# Forum > News > Community Chat > Polls >  Name My Night Club

## Vengfull

Hey guys,

As we still haven't named either nightclub i'm putting it down to you guys.

We have had our initial discussion on this during meeting but cannot decide.

So cast your votes!

Music Genre:

House, R&B, Dirt Style, Trance, Hard Dance, D&B

General aimed age is Students. 18 > 34

----------


## Smitten

Is there a theme, specific music style or demographic you're catering towards?

----------


## Vengfull

Updated original post to include genre

----------


## Alfalfa

Are these like establishments in real life you're building? Actual night clubs? If so, use some brew from wow or something lol. Or do The Blue Moon Inn.

Oh there's a poll, voted. Good luck!

----------


## Smitten

Sanctioned fo sho.

----------


## Vengfull

Yes these are for real buildings in the UK - see here: http://www.ownedcore.com/forums/news...nvitation.html (My New Night Club!
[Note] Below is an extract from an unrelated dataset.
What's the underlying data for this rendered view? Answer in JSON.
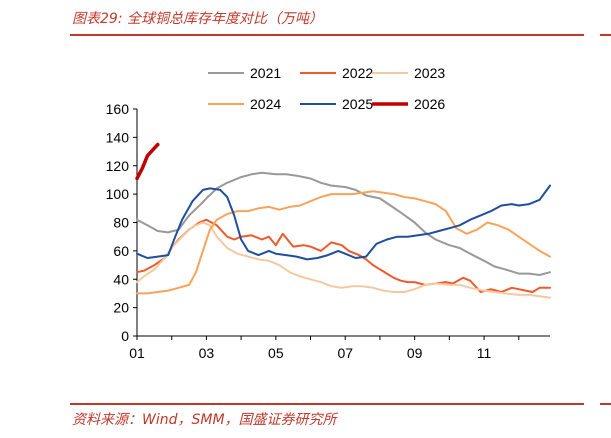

OFFICIAL OwnedCore Members Invitation!)

We will be opening end of august but work has already started ect.

----------


## zara1200

> Hey guys,
> 
> As we still haven't named either nightclub i'm putting it down to you guys.
> 
> We have had our initial discussion on this during meeting but cannot decide.
> 
> So cast your votes!
> 
> Music Genre:
> ...


Black zone is best name for it.

----------